To this Duo was obliged to agree. It was growing late and she feared at any moment now the Rajah might come in and that he might notice the necklace in the child’s hands and ask questions about it.
“Very well,” she said. “Let him keep it for the present, but bring it back to me the first thing in the morning. If you neglect to do this you shall be severely punished,—you and the child also.”
The pretended hairdresser made a deep obeisance, and then departed, carrying the child who still held the necklace tightly clutched in his hands.
As soon as Surai Bai was outside of the palace she hastened away to the garden and found Dalim Kumar awaiting her at the gate.
“I know you have the necklace,” he cried to her, “for I aroused while it was still day, and with such a feeling of life and joy as I have never felt before.”
“Yes, it is here,” said Surai Bai, and she took the necklace from the child and held it out to him.

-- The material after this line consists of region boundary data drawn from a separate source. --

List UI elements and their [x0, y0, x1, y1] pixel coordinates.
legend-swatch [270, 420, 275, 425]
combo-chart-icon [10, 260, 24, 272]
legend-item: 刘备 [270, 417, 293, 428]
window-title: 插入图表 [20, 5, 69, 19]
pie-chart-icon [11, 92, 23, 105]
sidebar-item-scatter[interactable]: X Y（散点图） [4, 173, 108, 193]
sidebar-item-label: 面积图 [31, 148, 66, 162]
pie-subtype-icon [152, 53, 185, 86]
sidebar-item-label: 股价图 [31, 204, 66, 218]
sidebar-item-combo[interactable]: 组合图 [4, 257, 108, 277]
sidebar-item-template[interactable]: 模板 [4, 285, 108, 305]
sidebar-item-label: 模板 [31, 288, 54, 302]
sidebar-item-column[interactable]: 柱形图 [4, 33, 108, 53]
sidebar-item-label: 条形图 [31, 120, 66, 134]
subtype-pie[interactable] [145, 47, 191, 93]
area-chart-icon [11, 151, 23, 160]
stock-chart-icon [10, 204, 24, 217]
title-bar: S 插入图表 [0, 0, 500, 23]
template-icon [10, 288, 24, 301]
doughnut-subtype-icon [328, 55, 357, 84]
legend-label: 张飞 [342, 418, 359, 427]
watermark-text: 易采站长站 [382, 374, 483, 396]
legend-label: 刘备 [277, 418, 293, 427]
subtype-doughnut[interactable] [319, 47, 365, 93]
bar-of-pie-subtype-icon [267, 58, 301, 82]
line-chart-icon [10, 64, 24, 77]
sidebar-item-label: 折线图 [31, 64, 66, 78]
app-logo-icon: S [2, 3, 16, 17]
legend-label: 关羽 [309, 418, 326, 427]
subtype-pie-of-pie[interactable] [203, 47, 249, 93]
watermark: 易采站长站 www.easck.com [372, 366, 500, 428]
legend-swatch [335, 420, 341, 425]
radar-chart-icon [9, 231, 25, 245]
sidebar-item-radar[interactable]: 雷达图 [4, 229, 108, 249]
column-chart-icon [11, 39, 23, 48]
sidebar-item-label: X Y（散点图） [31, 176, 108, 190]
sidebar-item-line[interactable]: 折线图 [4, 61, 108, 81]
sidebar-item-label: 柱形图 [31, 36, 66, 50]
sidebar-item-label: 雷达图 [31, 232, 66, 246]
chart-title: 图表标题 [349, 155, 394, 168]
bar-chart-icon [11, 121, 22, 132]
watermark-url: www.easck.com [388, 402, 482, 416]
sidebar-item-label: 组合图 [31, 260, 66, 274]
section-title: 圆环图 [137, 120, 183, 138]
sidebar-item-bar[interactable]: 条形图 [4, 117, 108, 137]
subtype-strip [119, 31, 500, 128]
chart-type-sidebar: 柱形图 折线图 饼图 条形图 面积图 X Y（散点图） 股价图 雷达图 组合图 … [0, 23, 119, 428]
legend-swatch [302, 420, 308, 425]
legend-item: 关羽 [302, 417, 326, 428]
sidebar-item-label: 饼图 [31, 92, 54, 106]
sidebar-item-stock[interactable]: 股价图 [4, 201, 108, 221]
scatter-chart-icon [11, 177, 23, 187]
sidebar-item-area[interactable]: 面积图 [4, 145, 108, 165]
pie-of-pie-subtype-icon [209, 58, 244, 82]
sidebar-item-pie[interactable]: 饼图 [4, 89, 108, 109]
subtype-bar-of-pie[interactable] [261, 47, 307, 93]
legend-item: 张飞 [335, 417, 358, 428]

Dalim Kumar gave a cry of joy. His hands trembled with eagerness as he grasped the necklace. “Oh, my dear wife,” he cried, “you have saved me. I have now again become as other men and can claim what is my own. Come! Let us return to the palace and to my father and mother.”
So, with the child on his arm, and leading Surai Bai by the hand, the Prince hastened back to the palace. But when he entered the gates no one knew him, for when they had last seen him he had been only a boy. They wondered to see a stranger enter in like a master, but his air was so noble, and his appearance so handsome that no one dared to stop him.
Dalim Kumar went at once to his mother’s apartments, and though no one else had known him, she recognized him at once, even though he had become a man. She knew not what miracle had brought him back, but she fell upon his neck and kissed him, and wept aloud, so that all in the palace heard the sound of her weeping.
The Rajah was sent for in haste, and when he came Dalim Kumar quickly made himself known to his father. The Rajah’s joy was no less than the Ranee’s over the return of his son.